The C1A is mentioned in the bit about the Gatekeeping stage, but again the only C1A they will have at that early juncture is the applicant's C1A. It is usually the Respondent who fills in a C1A, because the preponderance of applications are by parents wanting contact when the other says it isn't safe. In the section heading Safeguarding - not a whisper about the C1A.

This is where it gets weird.

The C7 acknowledgment form says this. It firstly tells Respondents that if they tick yes to the various harm questions on C7 they must fill in a C1A. And then it says :

...When you have answered the questions make copies of both sides of this form. You will need a copy for the applicant, and each party named in the application for an order (form C1, C100, C78 or C79).

Post, or hand, a copy to the applicant and to each party. Then post, or take, this form, and the Statement of Means and Supplemental Information Form if you have filled one in, to the court at the address below. You must do this within 14 days of the date when you were given the Notice of Proceedings, or of the postmark on the envelope if the Notice of Proceedings was posted to you.

Now this seems to suggest that you are supposed to serve the C7 but just file the C1A.

AND it also seems to be the case that you have 14 days to do this. This is going to be quite close to the 17 working days Cafcass have to do their checks, although in practice Cafcass are I think sometimes given / take a little longer.

Now I would certainly not want to suggest that the safeguarding checks should take any longer than they already do - the wait for the court to actually DO SOMETHING when you are desperate to see your child is quite awful enough. But if the C1A is to have any purpose shouldn't it be properly fed into the pre FHDRA safeguarding process?
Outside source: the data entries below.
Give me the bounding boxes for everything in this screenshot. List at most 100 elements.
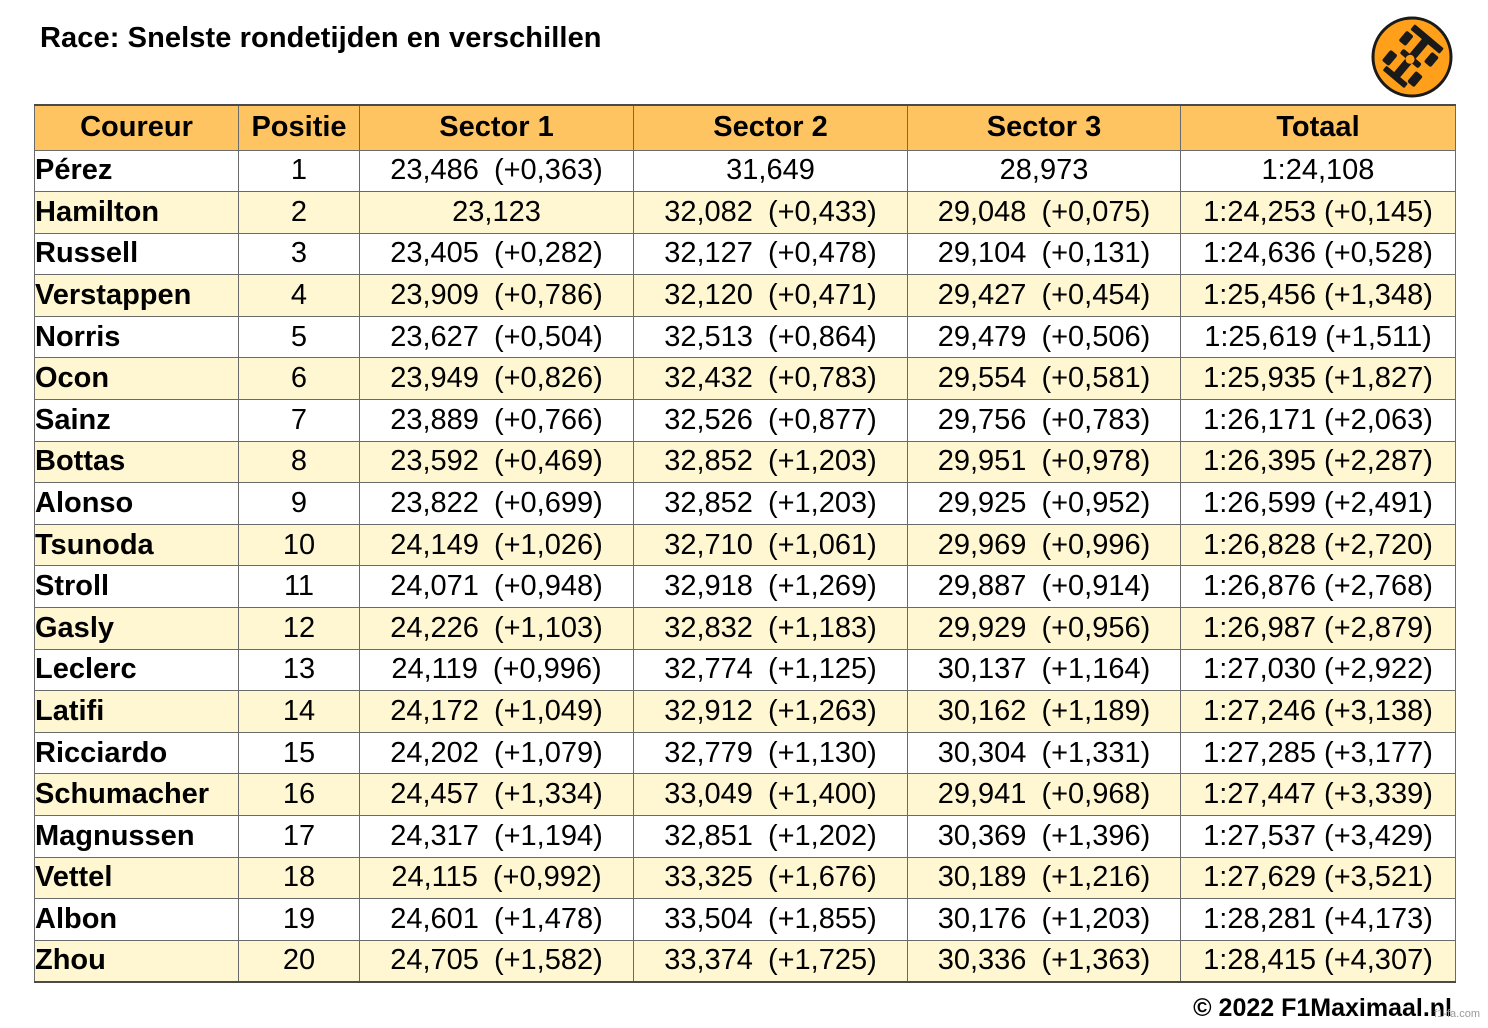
driver-name: Pérez <box>34 149 239 193</box>
table-row: Hamilton 2 23,123 32,082 (+0,433) 29,048 (+0,0… <box>34 191 1456 234</box>
sector3-cell-time: 30,137 <box>937 653 1027 686</box>
sector1-cell: 23,949 (+0,826) <box>359 357 634 401</box>
sector3-cell-delta: (+0,581) <box>1041 362 1151 395</box>
sector2-cell-delta: (+1,725) <box>767 944 877 977</box>
driver-name: Vettel <box>34 856 239 900</box>
total-cell: 1:25,619 (+1,511) <box>1180 315 1456 359</box>
driver-name: Leclerc <box>34 648 239 692</box>
column-header-total: Totaal <box>1180 104 1456 151</box>
total-cell-time: 1:26,171 <box>1203 403 1317 436</box>
sector3-cell-delta: (+0,131) <box>1041 237 1151 270</box>
sector2-cell-delta: (+1,202) <box>767 819 877 852</box>
position-cell: 17 <box>238 815 360 858</box>
total-cell: 1:26,599 (+2,491) <box>1180 482 1456 525</box>
position-cell: 8 <box>238 440 360 484</box>
sector2-cell-delta: (+1,183) <box>767 611 877 644</box>
total-cell-time: 1:27,447 <box>1203 778 1317 811</box>
column-header-sector1: Sector 1 <box>359 104 634 151</box>
total-cell-time: 1:28,415 <box>1203 944 1317 977</box>
position-cell: 12 <box>238 607 360 650</box>
sector1-cell: 23,909 (+0,786) <box>359 274 634 317</box>
sector3-cell: 30,304 (+1,331) <box>907 731 1181 775</box>
total-cell-time: 1:25,456 <box>1203 279 1317 312</box>
total-cell: 1:24,108 <box>1180 149 1456 193</box>
sector2-cell: 33,049 (+1,400) <box>633 773 908 816</box>
sector1-cell-delta: (+1,026) <box>493 528 603 561</box>
position-cell: 3 <box>238 232 360 276</box>
sector1-cell: 24,115 (+0,992) <box>359 856 634 900</box>
sector3-cell-delta: (+0,783) <box>1041 403 1151 436</box>
driver-name: Albon <box>34 898 239 941</box>
watermark: f1-fa.com <box>1434 1008 1480 1020</box>
total-cell-time: 1:25,619 <box>1204 320 1318 353</box>
driver-name: Latifi <box>34 690 239 733</box>
sector1-cell: 23,889 (+0,766) <box>359 399 634 442</box>
sector1-cell-delta: (+0,282) <box>493 237 603 270</box>
sector1-cell-delta: (+0,363) <box>493 154 603 187</box>
total-cell: 1:27,285 (+3,177) <box>1180 731 1456 775</box>
sector2-cell-delta: (+1,855) <box>767 902 877 935</box>
sector3-cell-time: 30,304 <box>937 736 1027 769</box>
sector3-cell-time: 30,336 <box>937 944 1027 977</box>
sector2-cell-delta: (+0,864) <box>767 320 877 353</box>
sector2-cell: 31,649 <box>633 149 908 193</box>
total-cell-time: 1:26,828 <box>1203 528 1317 561</box>
sector3-cell-time: 30,162 <box>937 695 1027 728</box>
total-cell: 1:27,629 (+3,521) <box>1180 856 1456 900</box>
sector2-cell: 33,504 (+1,855) <box>633 898 908 941</box>
total-cell-time: 1:26,987 <box>1203 611 1317 644</box>
table-row: Pérez 1 23,486 (+0,363) 31,649 28,973 1:24,108 <box>34 149 1456 193</box>
position-cell: 13 <box>238 648 360 692</box>
sector1-cell-time: 23,949 <box>390 362 479 395</box>
sector2-cell: 32,432 (+0,783) <box>633 357 908 401</box>
sector3-cell-time: 29,929 <box>937 611 1027 644</box>
sector1-cell-time: 24,071 <box>390 570 479 603</box>
sector3-cell-time: 29,969 <box>937 528 1027 561</box>
position-cell: 1 <box>238 149 360 193</box>
total-cell-delta: (+2,768) <box>1324 570 1433 603</box>
sector1-cell-time: 24,172 <box>390 695 479 728</box>
total-cell-delta: (+3,138) <box>1324 695 1433 728</box>
sector2-cell: 32,120 (+0,471) <box>633 274 908 317</box>
sector1-cell: 23,627 (+0,504) <box>359 315 634 359</box>
sector3-cell-time: 29,941 <box>937 778 1027 811</box>
table-row: Verstappen 4 23,909 (+0,786) 32,120 (+0,471) 2… <box>34 274 1456 317</box>
sector2-cell: 32,127 (+0,478) <box>633 232 908 276</box>
total-cell: 1:26,171 (+2,063) <box>1180 399 1456 442</box>
position-cell: 10 <box>238 523 360 567</box>
total-cell: 1:27,447 (+3,339) <box>1180 773 1456 816</box>
sector3-cell-time: 29,104 <box>937 237 1027 270</box>
sector1-cell-time: 23,889 <box>390 403 479 436</box>
sector3-cell-delta: (+1,189) <box>1041 695 1151 728</box>
driver-name: Norris <box>34 315 239 359</box>
sector3-cell: 29,941 (+0,968) <box>907 773 1181 816</box>
position-cell: 9 <box>238 482 360 525</box>
column-header-sector2: Sector 2 <box>633 104 908 151</box>
sector2-cell-time: 32,774 <box>664 653 753 686</box>
sector2-cell-time: 32,526 <box>664 403 753 436</box>
driver-name: Magnussen <box>34 815 239 858</box>
sector1-cell: 24,317 (+1,194) <box>359 815 634 858</box>
sector2-cell-time: 32,832 <box>664 611 753 644</box>
position-cell: 11 <box>238 565 360 609</box>
sector1-cell-time: 24,149 <box>390 528 479 561</box>
total-cell: 1:28,281 (+4,173) <box>1180 898 1456 941</box>
total-cell-time: 1:26,876 <box>1203 570 1317 603</box>
sector3-cell: 29,048 (+0,075) <box>907 191 1181 234</box>
driver-name: Verstappen <box>34 274 239 317</box>
sector2-cell: 33,374 (+1,725) <box>633 939 908 983</box>
driver-name: Ricciardo <box>34 731 239 775</box>
sector1-cell: 24,071 (+0,948) <box>359 565 634 609</box>
sector3-cell: 29,756 (+0,783) <box>907 399 1181 442</box>
sector2-cell-time: 32,852 <box>664 445 753 478</box>
total-cell-delta: (+0,145) <box>1324 195 1433 228</box>
total-cell: 1:27,537 (+3,429) <box>1180 815 1456 858</box>
sector3-cell-time: 29,479 <box>937 320 1027 353</box>
sector2-cell-time: 33,504 <box>664 902 753 935</box>
sector3-cell: 29,929 (+0,956) <box>907 607 1181 650</box>
sector2-cell: 32,526 (+0,877) <box>633 399 908 442</box>
sector1-cell-time: 24,457 <box>390 778 479 811</box>
sector1-cell-delta: (+0,996) <box>492 653 602 686</box>
sector2-cell: 32,082 (+0,433) <box>633 191 908 234</box>
sector2-cell-time: 32,127 <box>664 237 753 270</box>
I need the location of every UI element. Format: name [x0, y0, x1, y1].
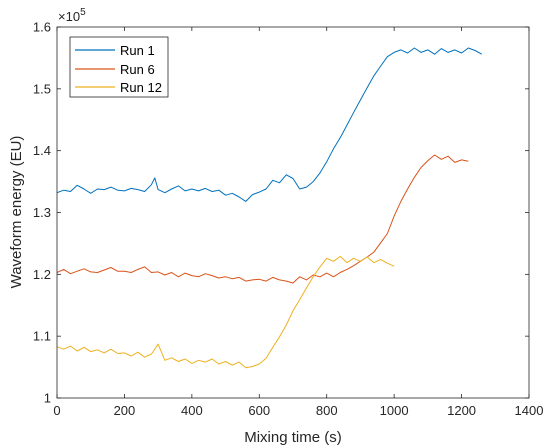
x-axis: 0 200 400 600 800 1000 1200 1400: [53, 27, 543, 418]
y-tick-label: 1.1: [33, 329, 51, 344]
y-tick-label: 1: [44, 391, 51, 406]
y-axis-multiplier: ×105: [58, 7, 86, 24]
legend-label-run-6: Run 6: [120, 62, 155, 77]
y-tick-label: 1.4: [33, 143, 51, 158]
series-line-run-12: [56, 255, 395, 369]
legend-label-run-1: Run 1: [120, 43, 155, 58]
x-tick-label: 1200: [447, 403, 476, 418]
x-tick-label: 800: [316, 403, 338, 418]
series-line-run-6: [56, 154, 469, 284]
x-tick-label: 1000: [380, 403, 409, 418]
legend-label-run-12: Run 12: [120, 80, 162, 95]
y-tick-label: 1.3: [33, 205, 51, 220]
series-line-run-1: [56, 47, 483, 202]
y-tick-label: 1.6: [33, 20, 51, 35]
y-tick-label: 1.2: [33, 267, 51, 282]
x-tick-label: 200: [114, 403, 136, 418]
x-tick-label: 1400: [515, 403, 544, 418]
series-layer: [56, 47, 483, 369]
y-axis-label: Waveform energy (EU): [8, 136, 25, 289]
y-tick-label: 1.5: [33, 81, 51, 96]
x-tick-label: 400: [181, 403, 203, 418]
legend: Run 1 Run 6 Run 12: [69, 36, 169, 98]
x-tick-label: 0: [53, 403, 60, 418]
x-axis-label: Mixing time (s): [244, 429, 342, 446]
y-axis: 1 1.1 1.2 1.3 1.4 1.5 1.6: [33, 20, 529, 406]
x-tick-label: 600: [248, 403, 270, 418]
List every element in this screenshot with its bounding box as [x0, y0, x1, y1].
Shouldn't the court be obligated to send it on to Cafcass, or shouldn't the Respondent be obligated to send it to them directly? Or perhaps even Cafcass should check with the court for a C1A as a part of their other safeguarding checks? They certainly don't seem to be picking up the existence of these forms from their safeguarding telephone calls and I guess many litigants would not know what a 'C1A' is if asked about it on the phone (even if they've completed it not long before).

One day, particularly where Respondents are in person and without legal aid, are frightened and inarticulate, a C1A might save someone's life. One day the neglect of what a C1A says might leave a child or adult exposed to harm. In most cases it doesn't matter, and it gets picked up at one point or another, and in many cases the allegations in a C1A are neither her nor there - but the point of these checks is to help the court distinguish which is which. So we really ought to do it properly.